Nell'ambito del Cristianesimo vi fu anche chi rifiutò radicalmente la filosofia e il rappresentante più significativo in questa direzione è Tertulliano. Nato a Cartagine tra il 150 e il 160, dotato di ampia cultura retorica e giuridica, esercitò forse l'avvocatura in Roma. Verso il 195 si convertì al cristianesimo, tornò in Africa, ove compose numerosi scritti in lingua latina in difesa della Chiesa contro pagani ed eretici. Tra questi sono particolarmente importanti l' Ad nationes, contro i pagani, e l'Apologetico, composti entrambi nel 197 , e il De praescriptione haereticorum, di poco successivo. Più tardi, verso il 207, aderì al montanismo, eresia introdotta da Montano, fondata sulla credenza nella fine imminente del mondo e sulla necessità di prepararsi ad essa con rigoroso ascetismo. Con vari scritti, Tertulliano intervenne anche su questioni etiche, come l' immoralità dell'assistere agli spettacoli teatrali e circensi o delle acconciature femminili. Morì a Cartagine dopo il 220. Profondamente intriso di cultura classica, anche filosofica e medica, Tertulliano attinge anch' egli a dottrine filosofiche. Esempio significativo di questo atteggiamento è dato dal suo scritto Sull'anima, ove egli si fa sostenitore di una forma di materialismo.

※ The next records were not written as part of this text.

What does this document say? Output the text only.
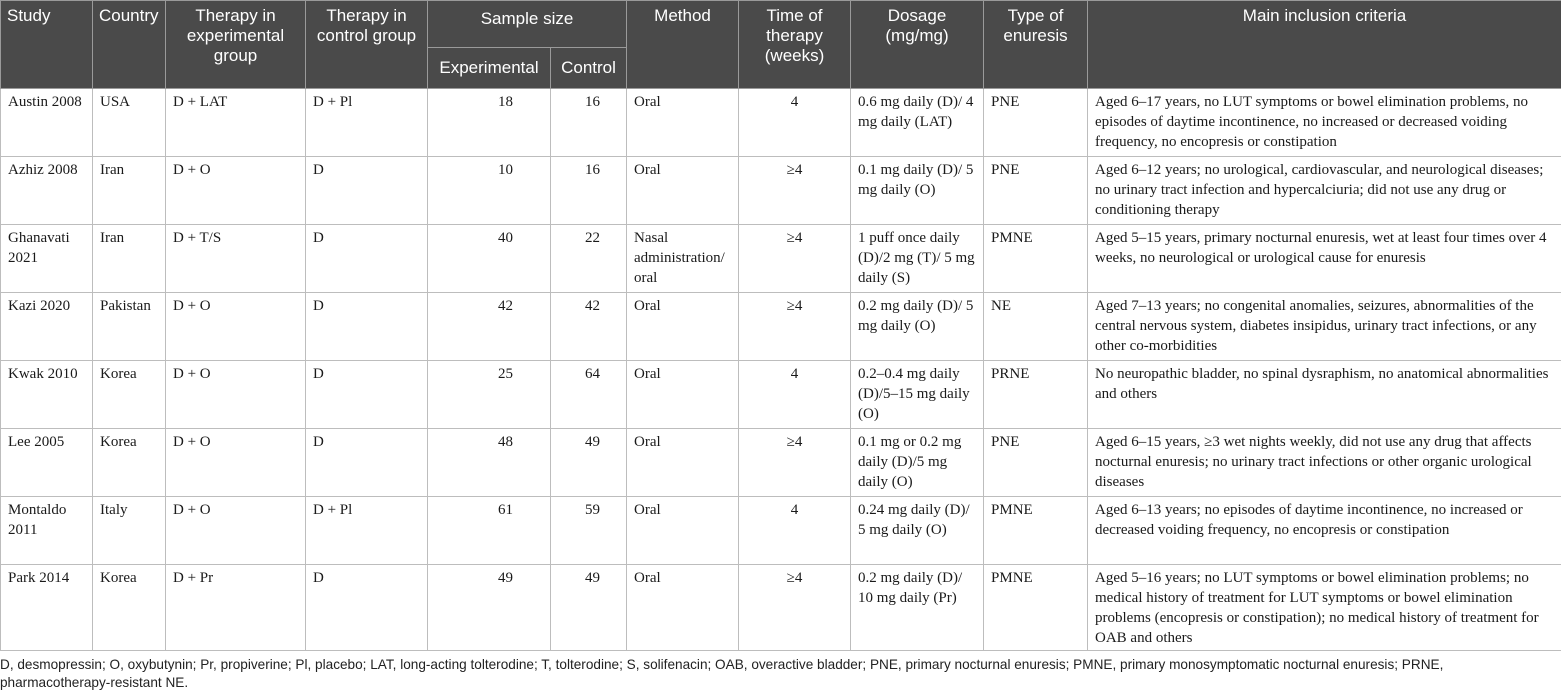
Study	Country	Therapy in experimental group	Therapy in control group	Sample size		Method	Time of therapy (weeks)	Dosage (mg/mg)	Type of enuresis	Main inclusion criteria
				Experimental	Control					
Austin 2008	USA	D + LAT	D + Pl	18	16	Oral	4	0.6 mg daily (D)/ 4 mg daily (LAT)	PNE	Aged 6–17 years, no LUT symptoms or bowel elimination problems, no episodes of daytime incontinence, no increased or decreased voiding frequency, no encopresis or constipation
Azhiz 2008	Iran	D + O	D	10	16	Oral	≥4	0.1 mg daily (D)/ 5 mg daily (O)	PNE	Aged 6–12 years; no urological, cardiovascular, and neurological diseases; no urinary tract infection and hypercalciuria; did not use any drug or conditioning therapy
Ghanavati 2021	Iran	D + T/S	D	40	22	Nasal administration/ oral	≥4	1 puff once daily (D)/2 mg (T)/ 5 mg daily (S)	PMNE	Aged 5–15 years, primary nocturnal enuresis, wet at least four times over 4 weeks, no neurological or urological cause for enuresis
Kazi 2020	Pakistan	D + O	D	42	42	Oral	≥4	0.2 mg daily (D)/ 5 mg daily (O)	NE	Aged 7–13 years; no congenital anomalies, seizures, abnormalities of the central nervous system, diabetes insipidus, urinary tract infections, or any other co-morbidities
Kwak 2010	Korea	D + O	D	25	64	Oral	4	0.2–0.4 mg daily (D)/5–15 mg daily (O)	PRNE	No neuropathic bladder, no spinal dysraphism, no anatomical abnormalities and others
Lee 2005	Korea	D + O	D	48	49	Oral	≥4	0.1 mg or 0.2 mg daily (D)/5 mg daily (O)	PNE	Aged 6–15 years, ≥3 wet nights weekly, did not use any drug that affects nocturnal enuresis; no urinary tract infections or other organic urological diseases
Montaldo 2011	Italy	D + O	D + Pl	61	59	Oral	4	0.24 mg daily (D)/ 5 mg daily (O)	PMNE	Aged 6–13 years; no episodes of daytime incontinence, no increased or decreased voiding frequency, no encopresis or constipation
Park 2014	Korea	D + Pr	D	49	49	Oral	≥4	0.2 mg daily (D)/ 10 mg daily (Pr)	PMNE	Aged 5–16 years; no LUT symptoms or bowel elimination problems; no medical history of treatment for LUT symptoms or bowel elimination problems (encopresis or constipation); no medical history of treatment for OAB and others
D, desmopressin; O, oxybutynin; Pr, propiverine; Pl, placebo; LAT, long-acting tolterodine; T, tolterodine; S, solifenacin; OAB, overactive bladder; PNE, primary nocturnal enuresis; PMNE, primary monosymptomatic nocturnal enuresis; PRNE, pharmacotherapy-resistant NE.
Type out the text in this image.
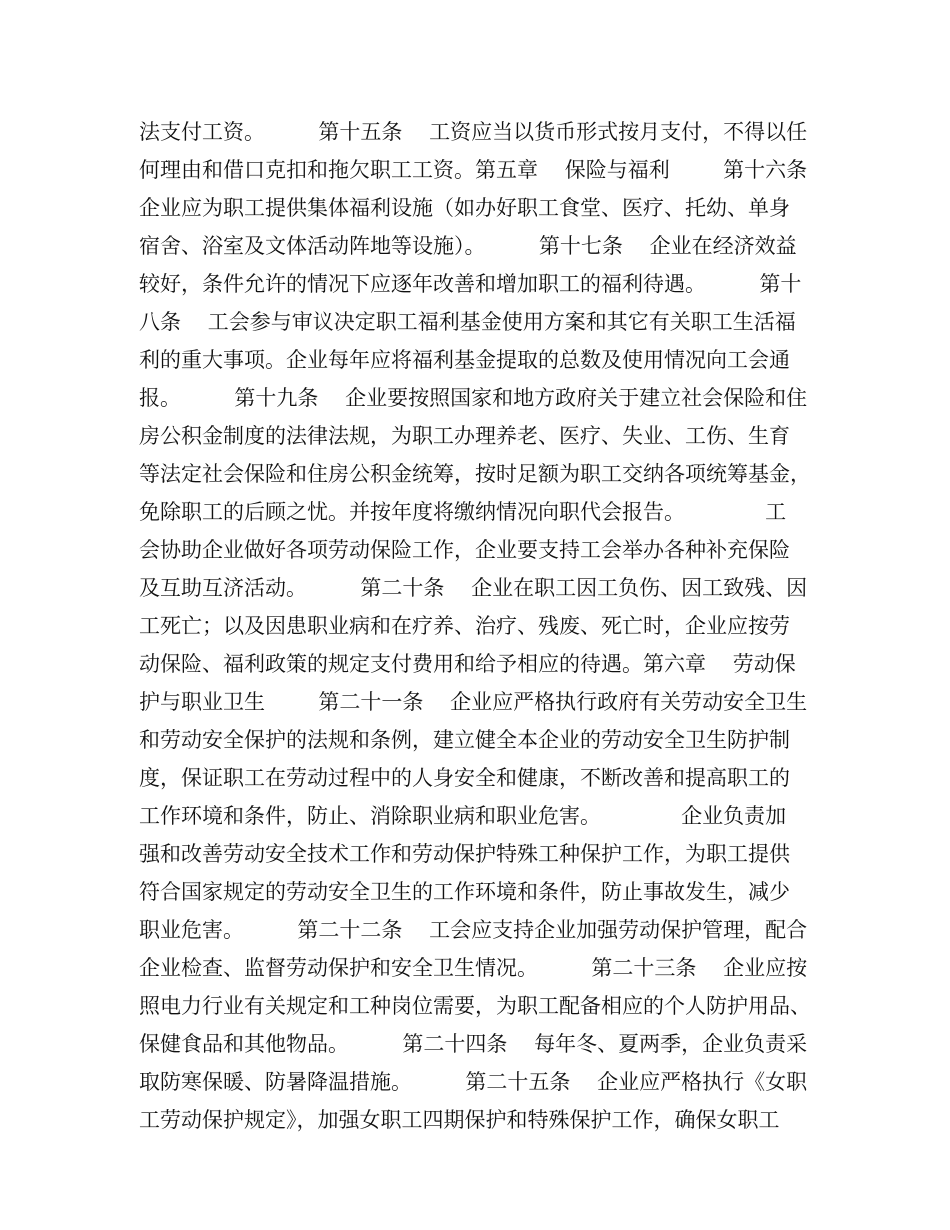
法支付工资。        第十五条    工资应当以货币形式按月支付，不得以任
何理由和借口克扣和拖欠职工工资。第五章    保险与福利        第十六条
企业应为职工提供集体福利设施（如办好职工食堂、医疗、托幼、单身
宿舍、浴室及文体活动阵地等设施）。        第十七条    企业在经济效益
较好，条件允许的情况下应逐年改善和增加职工的福利待遇。        第十
八条    工会参与审议决定职工福利基金使用方案和其它有关职工生活福
利的重大事项。企业每年应将福利基金提取的总数及使用情况向工会通
报。        第十九条    企业要按照国家和地方政府关于建立社会保险和住
房公积金制度的法律法规，为职工办理养老、医疗、失业、工伤、生育
等法定社会保险和住房公积金统筹，按时足额为职工交纳各项统筹基金，
免除职工的后顾之忧。并按年度将缴纳情况向职代会报告。            工
会协助企业做好各项劳动保险工作，企业要支持工会举办各种补充保险
及互助互济活动。        第二十条    企业在职工因工负伤、因工致残、因
工死亡；以及因患职业病和在疗养、治疗、残废、死亡时，企业应按劳
动保险、福利政策的规定支付费用和给予相应的待遇。第六章    劳动保
护与职业卫生        第二十一条    企业应严格执行政府有关劳动安全卫生
和劳动安全保护的法规和条例，建立健全本企业的劳动安全卫生防护制
度，保证职工在劳动过程中的人身安全和健康，不断改善和提高职工的
工作环境和条件，防止、消除职业病和职业危害。            企业负责加
强和改善劳动安全技术工作和劳动保护特殊工种保护工作，为职工提供
符合国家规定的劳动安全卫生的工作环境和条件，防止事故发生，减少
职业危害。        第二十二条    工会应支持企业加强劳动保护管理，配合
企业检查、监督劳动保护和安全卫生情况。        第二十三条    企业应按
照电力行业有关规定和工种岗位需要，为职工配备相应的个人防护用品、
保健食品和其他物品。        第二十四条    每年冬、夏两季，企业负责采
取防寒保暖、防暑降温措施。        第二十五条    企业应严格执行《女职
工劳动保护规定》，加强女职工四期保护和特殊保护工作，确保女职工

Riallacciandosi allo stoicismo, egli sostiene che tutto ciò che esiste è corpo e, dunque, è corpo anche l'anima. Ne scaturisce il cosiddetto traducianismo, secondo cui l'anima è un derivato dell'anima dei genitori e di conseguenza attraverso di essa viene trasmessa la macchia del peccato originale, commesso dal primo uomo, cioè Adamo. Tertulliano ammette la possibilità di somiglianze tra la verità rivelata e determinate dottrine, per esempio etiche, dei filosofi pagani; egli giunse addirittura a definire Seneca "saepe noster" ( spesso nostro ), in quanto sostenitore di dottrine affini a quelle cristiane. Ma si tratta di somiglianze casuali : anche nelle tempeste, egli afferma , é talvolta possibile giungere per caso in porto. Di fatto , la sua condanna dei filosofi pagani è inesorabile. Il filosofo e il cristiano , i discepoli della Grecia e quelli del cielo, non hanno ai suoi occhi nulla in comune: " Che cosa hanno in comune " egli chiede nel De praescriptione " Atene e Gerusalemme, l' Accademia e la Chiesa , gli eretici e i Cristiani? ". Egli sottolinea la presenza nella vita dei filosofi dell' arroganza, dell' impudicizia, della slealtà, ma soprattutto della curiosità, il loro peccato capitale: dopo Cristo e il Vangelo, curiosità e ricerca non hanno più ragione di essere. In questa prospettiva egli giunge ad affermare che é meglio non sapere quanto Dio non ha rivelato, che imparare da congetture umane.
La verità rivelata da Dio ha messo completamente fuori gioco le presunzioni dei filosofi di pervenire alla verità con forze proprie: l' intera tradizione filosofica diventa la tradizione dell' errore. Alle filosofie si oppone la tradizione unanime e concorde delle Scritture , dei profeti e degli apostoli , e questa tradizione contiene verità che possono apparire assurde nell' ottica delle filosofie. Certezza e fede hanno il loro fondamento nella verità della rivelazione. A Tertulliano è stata erroneamente attribuita l' affermazione " credo quia absurdum " ( credo perchè é assurdo ), ma nello scritto intitolato De carne Christi , egli dichiara espressamente che la crocifissione e morte di Cristo é " credibile perchè inconcepibile " e la sua resurrezione é " certa , perchè impossibile ". La presunzione di attingere una verità fuori dalla rivelazione fa invece della filosofia la causa delle eresie , in particolare delle eresie gnostiche, che sorgono nel seno stesso del cristianesimo, allontanandosi dalla tradizione unitaria delle Scritture e della Chiesa. La radicalità dell' attacco di Tertulliano alla filosofia è spiegata soprattutto proprio dalla necessità di attaccare questi nemici interni, più vicini.